Suppose $X$ and $Y$ are independent random variables. Under what conditions, $ U=\frac{X}{X+Y}$ and $V=X+Y$ are independent?
Notes:
1- Of course if you have independent $X,Y\sim \text{Uniform}(0,1)$, $0\leq U\leq 1$ and $0\leq V\leq 2$, but $U$ and $V$ are not independent, e.g. $V=2$ implies $U=\frac{1}{2}$. So we may restrict our attention to independent unbounded random variables $X, Y$. (Maybe even positive r.v.s so that $X+Y$ will be non-zero.

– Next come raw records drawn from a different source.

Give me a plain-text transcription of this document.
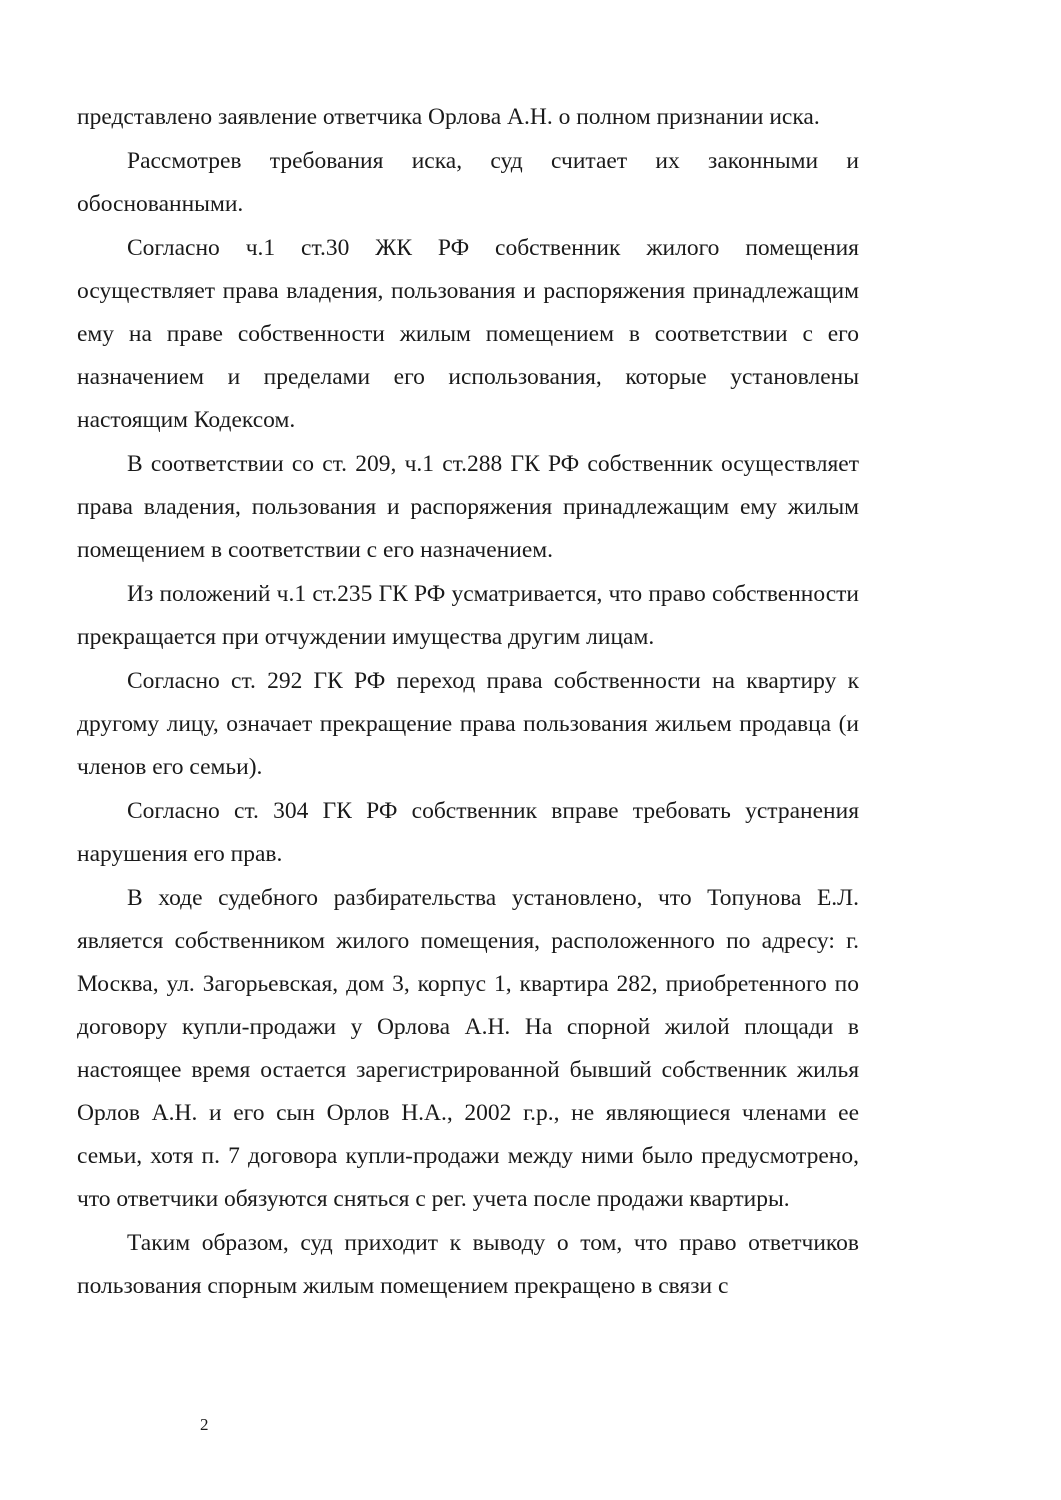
представлено заявление ответчика Орлова А.Н. о полном признании иска.

Рассмотрев требования иска, суд считает их законными и обоснованными.

Согласно ч.1 ст.30 ЖК РФ собственник жилого помещения осуществляет права владения, пользования и распоряжения принадлежащим ему на праве собственности жилым помещением в соответствии с его назначением и пределами его использования, которые установлены настоящим Кодексом.

В соответствии со ст. 209, ч.1 ст.288 ГК РФ собственник осуществляет права владения, пользования и распоряжения принадлежащим ему жилым помещением в соответствии с его назначением.

Из положений ч.1 ст.235 ГК РФ усматривается, что право собственности прекращается при отчуждении имущества другим лицам.

Согласно ст. 292 ГК РФ переход права собственности на квартиру к другому лицу, означает прекращение права пользования жильем продавца (и членов его семьи).

Согласно ст. 304 ГК РФ собственник вправе требовать устранения нарушения его прав.

В ходе судебного разбирательства установлено, что Топунова Е.Л. является собственником жилого помещения, расположенного по адресу: г. Москва, ул. Загорьевская, дом 3, корпус 1, квартира 282, приобретенного по договору купли-продажи у Орлова А.Н. На спорной жилой площади в настоящее время остается зарегистрированной бывший собственник жилья Орлов А.Н. и его сын Орлов Н.А., 2002 г.р., не являющиеся членами ее семьи, хотя п. 7 договора купли-продажи между ними было предусмотрено, что ответчики обязуются сняться с рег. учета после продажи квартиры.

Таким образом, суд приходит к выводу о том, что право ответчиков пользования спорным жилым помещением прекращено в связи с

2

2- I think when $X$ and $Y$ are unbounded, then scaling both of them with same constant keeps $U$ unchanged, but we can make $V$ as large or small as possible by varying that constant. So it seems given $U$, we don't have any information about $V$.
3- Today in our stat class we showed that for independent $X\sim \text{Gamma}\left(\alpha_1,\beta\right)$ and $Y\sim \text{Gamma}\left(\alpha_2,\beta\right)$, joint pdf $f_{_{U,V}}\left(u,v\right)$ decomposes into product of marginal pdfs of $U\sim \text{Beta}\left(\alpha_1,\alpha_2\right)$ and $V\sim \text{Gamma}\left(\alpha_1+\alpha_2,\beta\right)$, hence they are independent. That's where I started to think if there is a general result.